Cost oriented programming in the cloud

time to read 4 min | 760 words

imageYou might be familiar with Moore’s law, which states that the number of transistors in a dense integrated circuit doubles about every two years. In effect, that performance doubles every 24 months. For many years, that has certainly held true. But that hasn’t been the case for the past 10 years or so. Even when Moore’s law held true, there was a snag. Wirth’s law is also in effect (as an aside, read his article “A Plea for Lean Software”, 23 years, and it holds true today) and Wirth’s law states that software is slower quicker than hardware is becoming faster. It’s good to be a software developer, because even when the CPU clock speed doesn’t jump all the time, we still get more CPUs to play with. A common approach to handle performance issues today is just to throw more parallelism at the problem until it shuts up.

To a certain extent, this make a perfect economic sense. In the calculus between developers’ salaries and the cost of hardware, you’ll usually find that buying a couple extra servers is drastically cheaper than spending another 6 months improving the performance of the system. Jeff Atwood wrote about the topic a decade ago and I think that he is still very much correct, to a degree. There are other factors to consider, which is the overhead over time and in particular in the cloud. One of the major factors to take into account here is that when you are running in the cloud, you aren’t running on your servers and you are charged on usage. That can change the math by quite a bit.

For example, if I bought a couple of servers, the number of IO operations that I make is pretty much meaningless to me. If I hitting the disk ten times a second or ten thousands times a second, I’m paying the same cost. Oh, sure, I might need to buy a better hard disk to get 10,000 IOPS, but that is a one time cost, and usually not that meaningful in the grand scheme of things.
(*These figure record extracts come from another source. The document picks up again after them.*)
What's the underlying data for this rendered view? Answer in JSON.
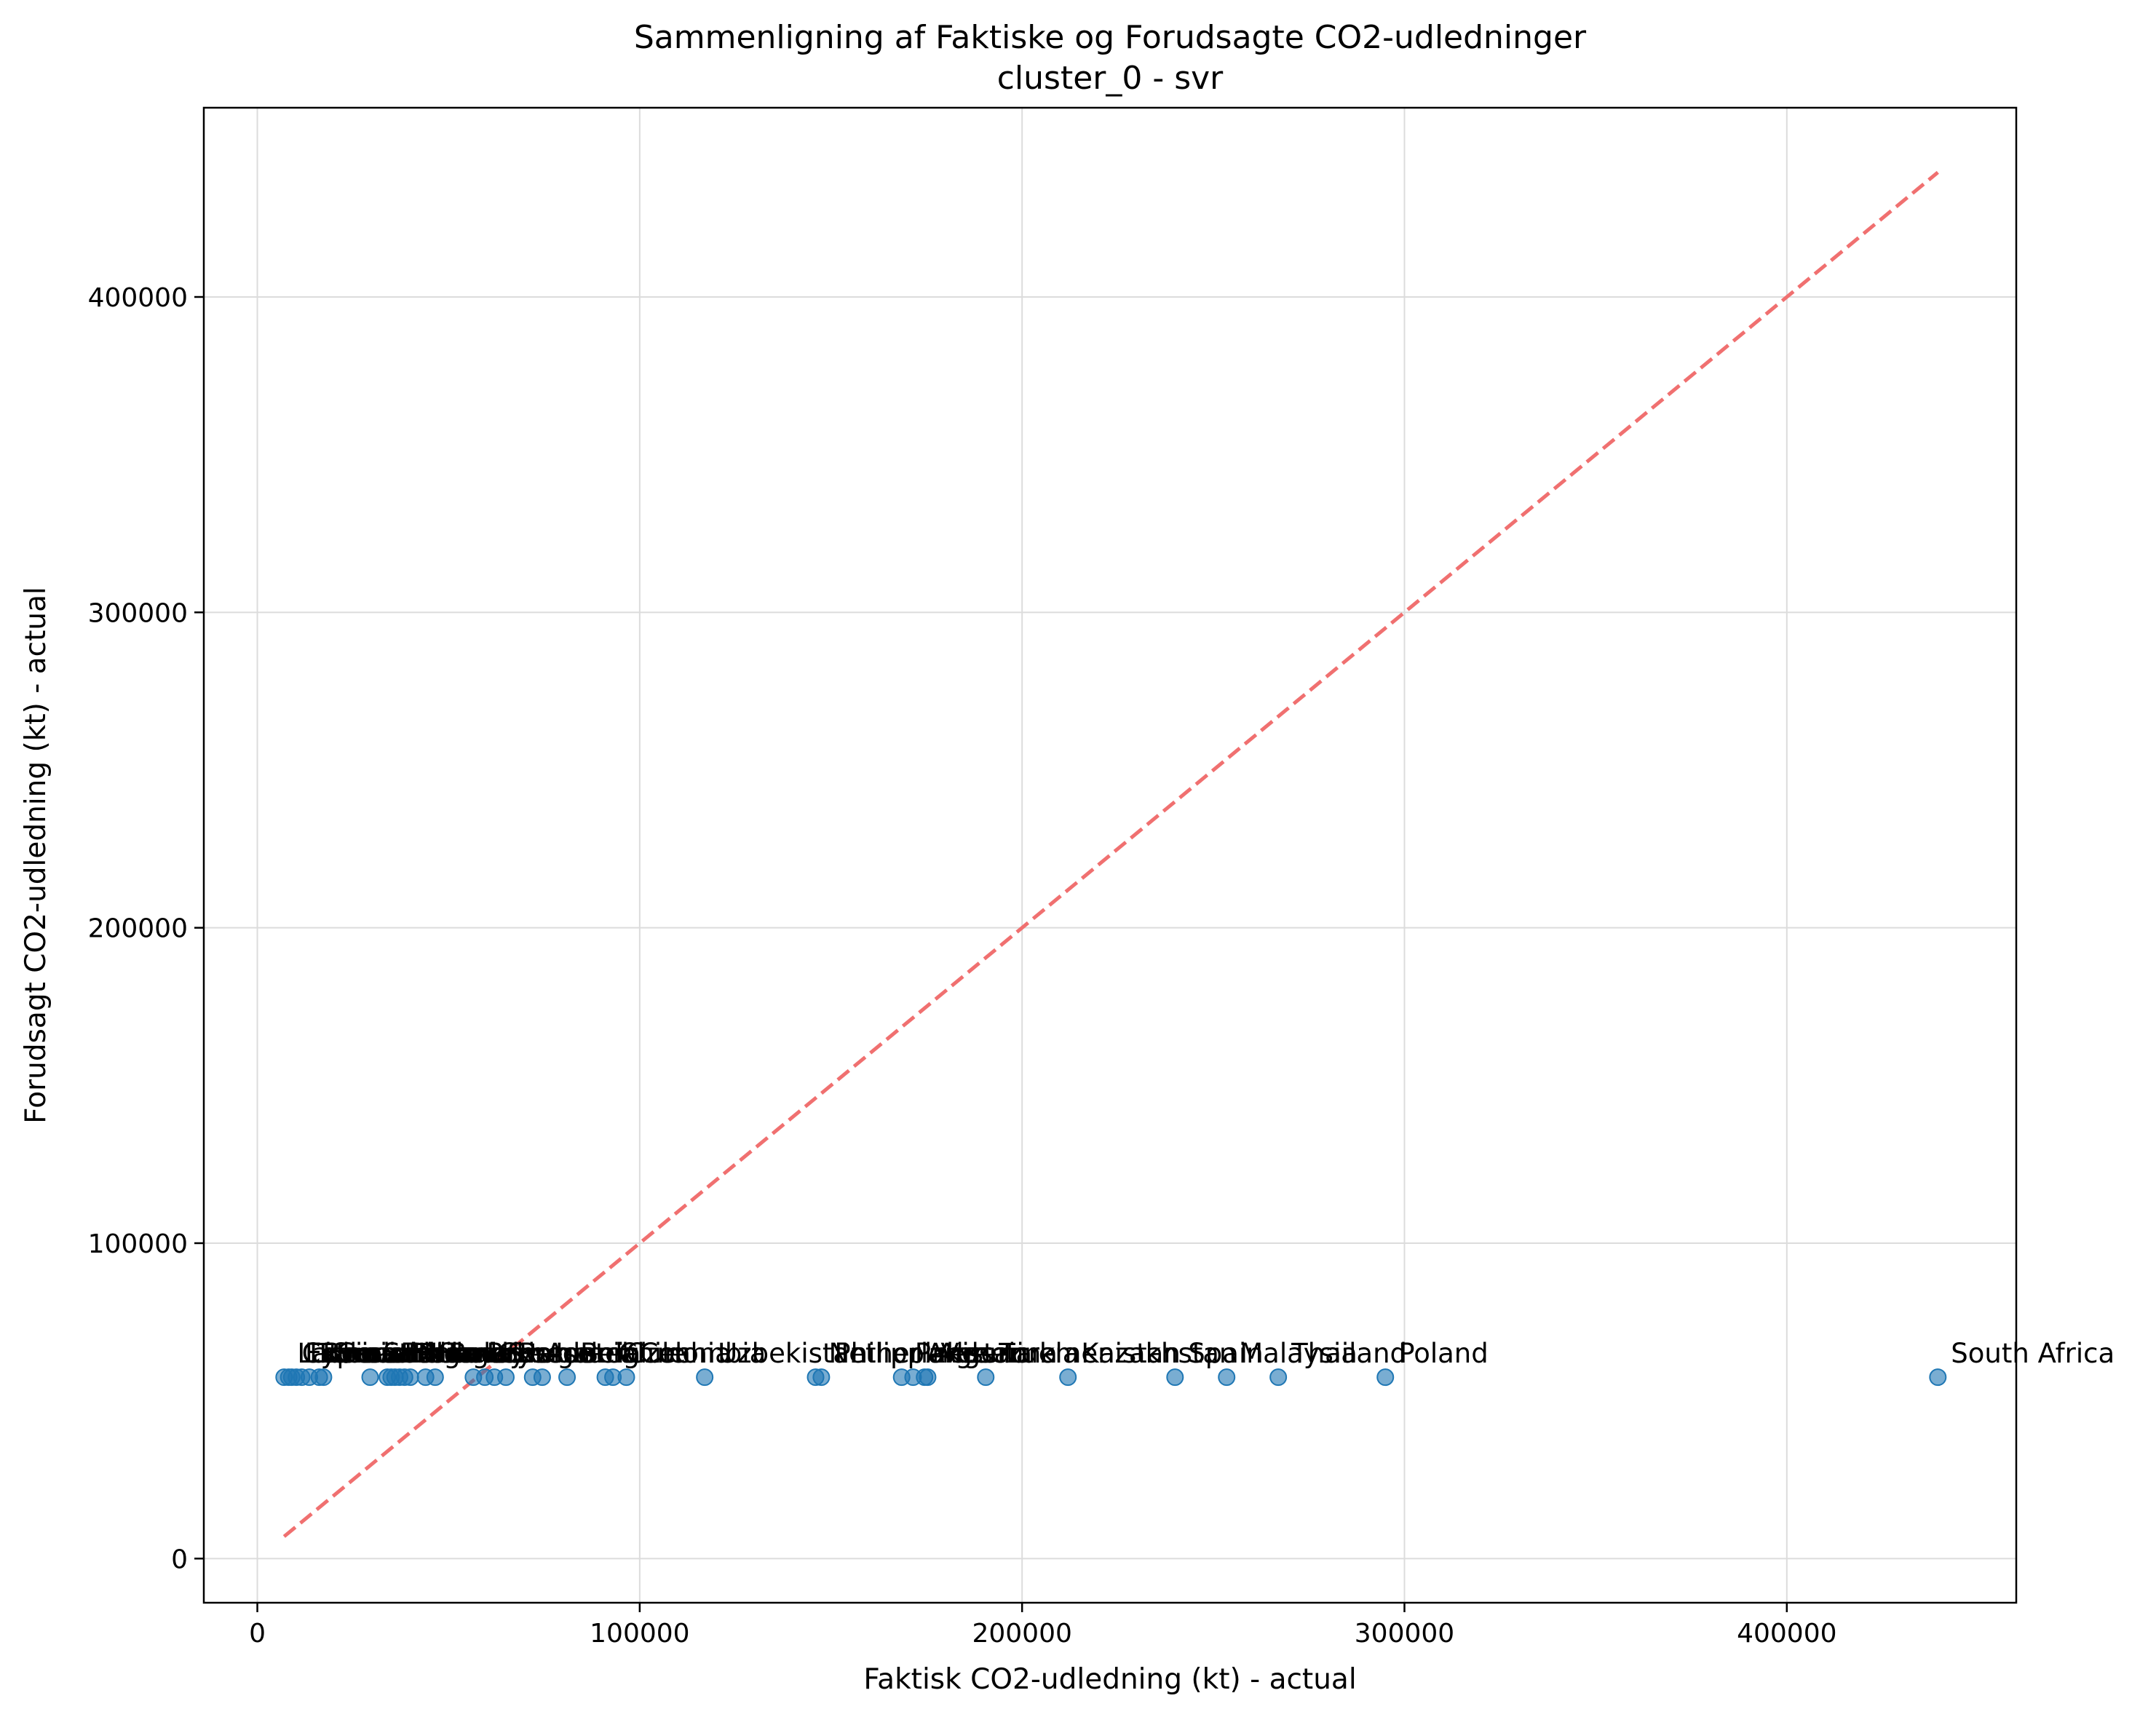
{
  "chart_data": {
    "type": "scatter",
    "title": "Sammenligning af Faktiske og Forudsagte CO2-udledninger",
    "subtitle": "cluster_0 - svr",
    "xlabel": "Faktisk CO2-udledning (kt) - actual",
    "ylabel": "Forudsagt CO2-udledning (kt) - actual",
    "xlim": [
      -14000,
      460000
    ],
    "ylim": [
      -14000,
      460000
    ],
    "xticks": [
      0,
      100000,
      200000,
      300000,
      400000
    ],
    "xtick_labels": [
      "0",
      "100000",
      "200000",
      "300000",
      "400000"
    ],
    "yticks": [
      0,
      100000,
      200000,
      300000,
      400000
    ],
    "ytick_labels": [
      "0",
      "100000",
      "200000",
      "300000",
      "400000"
    ],
    "grid": true,
    "reference_line": {
      "x": [
        7000,
        439500
      ],
      "y": [
        7000,
        439500
      ],
      "color": "#f07070",
      "style": "dashed"
    },
    "marker_color": "#1f77b4",
    "points": [
      {
        "x": 7000,
        "y": 57500,
        "label": "Latvia"
      },
      {
        "x": 8200,
        "y": 57500,
        "label": "Cyprus"
      },
      {
        "x": 9000,
        "y": 57500,
        "label": "Estonia"
      },
      {
        "x": 10200,
        "y": 57500,
        "label": "Lithuania"
      },
      {
        "x": 11600,
        "y": 57500,
        "label": "Tunisia"
      },
      {
        "x": 13600,
        "y": 57500,
        "label": "Bosnia"
      },
      {
        "x": 16200,
        "y": 57500,
        "label": "Slovenia"
      },
      {
        "x": 17300,
        "y": 57500,
        "label": "Croatia"
      },
      {
        "x": 29500,
        "y": 57500,
        "label": "Serbia"
      },
      {
        "x": 34000,
        "y": 57500,
        "label": "Bulgaria"
      },
      {
        "x": 35000,
        "y": 57500,
        "label": "Ireland"
      },
      {
        "x": 36000,
        "y": 57500,
        "label": "Denmark"
      },
      {
        "x": 37200,
        "y": 57500,
        "label": "Finland"
      },
      {
        "x": 38500,
        "y": 57500,
        "label": "Hungary"
      },
      {
        "x": 40000,
        "y": 57500,
        "label": "Norway"
      },
      {
        "x": 44000,
        "y": 57500,
        "label": "Slovakia"
      },
      {
        "x": 46500,
        "y": 57500,
        "label": "Belarus"
      },
      {
        "x": 56500,
        "y": 57500,
        "label": "Portugal"
      },
      {
        "x": 59500,
        "y": 57500,
        "label": "Greece"
      },
      {
        "x": 62000,
        "y": 57500,
        "label": "Sweden"
      },
      {
        "x": 65000,
        "y": 57500,
        "label": "Romania"
      },
      {
        "x": 72000,
        "y": 57500,
        "label": "Austria"
      },
      {
        "x": 74500,
        "y": 57500,
        "label": "Israel"
      },
      {
        "x": 81000,
        "y": 57500,
        "label": "Belgium"
      },
      {
        "x": 91000,
        "y": 57500,
        "label": "Chile"
      },
      {
        "x": 93000,
        "y": 57500,
        "label": "Czechia"
      },
      {
        "x": 96500,
        "y": 57500,
        "label": "Colombia"
      },
      {
        "x": 117000,
        "y": 57500,
        "label": "Uzbekistan"
      },
      {
        "x": 146000,
        "y": 57500,
        "label": "Netherlands"
      },
      {
        "x": 147500,
        "y": 57500,
        "label": "Philippines"
      },
      {
        "x": 168500,
        "y": 57500,
        "label": "Pakistan"
      },
      {
        "x": 171500,
        "y": 57500,
        "label": "Argentina"
      },
      {
        "x": 174500,
        "y": 57500,
        "label": "Algeria"
      },
      {
        "x": 175300,
        "y": 57500,
        "label": "Venezuela"
      },
      {
        "x": 190500,
        "y": 57500,
        "label": "Turkmenistan"
      },
      {
        "x": 212000,
        "y": 57500,
        "label": "Kazakhstan"
      },
      {
        "x": 240000,
        "y": 57500,
        "label": "Spain"
      },
      {
        "x": 253500,
        "y": 57500,
        "label": "Malaysia"
      },
      {
        "x": 267000,
        "y": 57500,
        "label": "Thailand"
      },
      {
        "x": 295000,
        "y": 57500,
        "label": "Poland"
      },
      {
        "x": 439500,
        "y": 57500,
        "label": "South Africa"
      }
    ]
  }
}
But when you are on the cloud, getting higher IOPS cost more, and it cost more over time. In the same sense, in my data center, the cost of querying a database is zero. In the cloud, you will typically be charged some (miniscule) amount on a per query basis. Nothing to worry about, except that your software still work according to Wirth’s law, so you are making more queries than you should, which means that you are charged for each and every one of them.

I used to make my living by being a database performance consultant. I would go to a customer, look at how they are using their database and optimize the access pattern. It was common to see 90%+ savings in the number of queries for common operations. I was doing that because that directly translated to better responsiveness of the application. Applications that respond faster are more pleasant to use and there are numerous studies about faster applications generating higher revenues. I remember talking to clients and explaining to them why they should invest in the overall performance of the application before they hit the total resource depletion that would take them down.

Today, in the cloud, I would have a much simpler task. Let’s assume a simple application using CosmosDB, as an example. With 200 page views / sec on the site, and each page view generating 80 requests to the database, that gives us a total of 16,000 requests a second, which translates to an end of the month bill of about 10,000$. I’m using the 80 queries / page view as a reasonable low ball estimate, mind. Drupal, for example, does 300 – 400 queries per page view and it is easy to get to these numbers without paying attention. Dropping the number of queries per page to 10 (which is usually pretty easy to do with proper queries, attention to details and some caching) gives you a database bill that is around than 1,000$.

Over the span of a year, that is enough to pay a full time developer that can go and find other places where your software can be improved. And unlike before, you don’t need to justify with studies or any indirect causation. You can point directly to the bottom line in an invoice and show how much money is saved.